The Horrible Terrible No Good Week for the Bears (Really!)
No, I’m not kidding. Last week, one of the worst on record for the stock market, was a pretty bad week for the bears.
“How can this be?”, you wonder. Based on one glance of your IRA balance last Friday, you would imagine bearish short sellers would be raising a glass in celebration. Short-sellers, who make bets against stocks, collect their profits when stock prices drop.
Yet this is not entirely true. While some bearish bets likely generated heady gains, it wasn’t easy street for the bears.
The basic math is that a short-seller sells a stock at $100 for example. He does not own this stock already, but has in fact, “borrowed” it from someone who does. If the stock drops to $80, he might buy it back and collect a $20 profit. If it rises, he loses that amount.
So, it makes sense that one would think those bearish on the stock market would have made a bundle of money last week when the S&P 500 fell 5%.
But there are two problems with that assumption.
The first is that many stocks with high short interest ROSE last week. Short interest in a stock can be measured two ways. One is the percent of shares out that are sold short. The other is to compare the number of days short to the volume of shares traded each day.

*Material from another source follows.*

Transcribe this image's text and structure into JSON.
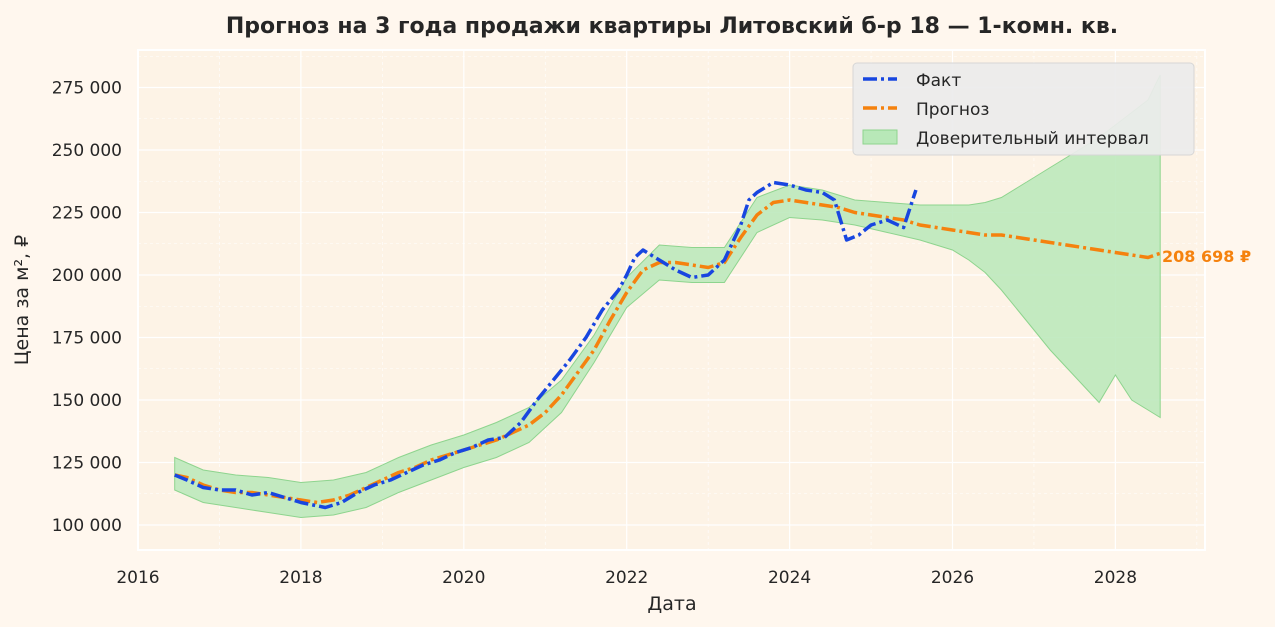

A high reading for either measure can wreak havoc in a bear’s portfolio during volatile times.
Take Snap (NSDQ: SNAP), for example. The social media company with the cute ghost logo reported earnings (or rather losses) last week. The heavily shorted stock rose almost 40%.
Snap is one of the worst performing IPOs of 2017. The deal priced at $17 per share in March and the stock promptly fell to a low of $12 in August. But last week, on the heels of its earnings release and during one of the worst market routs in recent history, it rocketed upward.
There are 118 million shares of Snap sold short, up from 35 million last spring. Short sellers likely focused on the fact that Snap’s losses doubled despite revenue increasing 72%. The social media service added 8 million users in the quarter, but ad prices fell 70%.
The bulls pointed to a better than hoped for user count. This one bullish metric was enough to propel the stock higher.
Bears also licked their wounds on other heavily shorted stocks. Blue Apron (NSDQ: APRN) rose 9% on the week. GNC Holdings (NSDQ: GNC), with almost 40% of its shares sold short, barely budged while the rest of the market melted.
What gives? It doesn’t make a whole lot of sense that heavily shorted stocks are given a free pass in soft markets. Yet that is exactly what happens sometimes.
Many funds with short exposure are judged by how much “alpha” they produce. Alpha is a fancy term that measures how much you performed better than the market. After all, if the market is up 20% but your fund is up just 15%, you’re not doing a great job.
For anyone with short exposure, your alpha is measured as the inverse of the market. For example, if your short positions did not gain at least 5% when the market dropped 5%, you’re not cutting it.
Not producing enough alpha over a longer period can result in withdrawals from your fund. Just like a smaller investor might trade out of a mutual fund that is not performing as well as the market, large investors vote with their wallets when performance lags.
So, when the market melts down like it did in the last few weeks, funds are watching their short positions closer than ever. Any position that isn’t holding its weight might be covered quickly.
Another scenario is any fund with major withdrawals must close out long and short positions to fund that departing money. Large buyers in highly shorted stocks can fuel more buying, often known as a short squeeze.
So, while many market pundits like to spin the story that the bears love a down market, this is not entirely true. Most “bears” have significant long positions as well and are losing money in those positions during a market wash out.
A more apt description is that the bears love a rational market. Stocks with strong fundamentals rise and those with broken numbers fall. The past few months have been eternally forgiving for stocks with problems, but that kindness may be disappearing.
At Profit Catalyst Alert, I offer bullish and bearish trade ideas. I’ve been watching and waiting for some reason to creep into the market to dust off some bearish ideas.
While last week stung both the bulls and the bears, I think a saner market will offer a pot of honey for those hungry bears.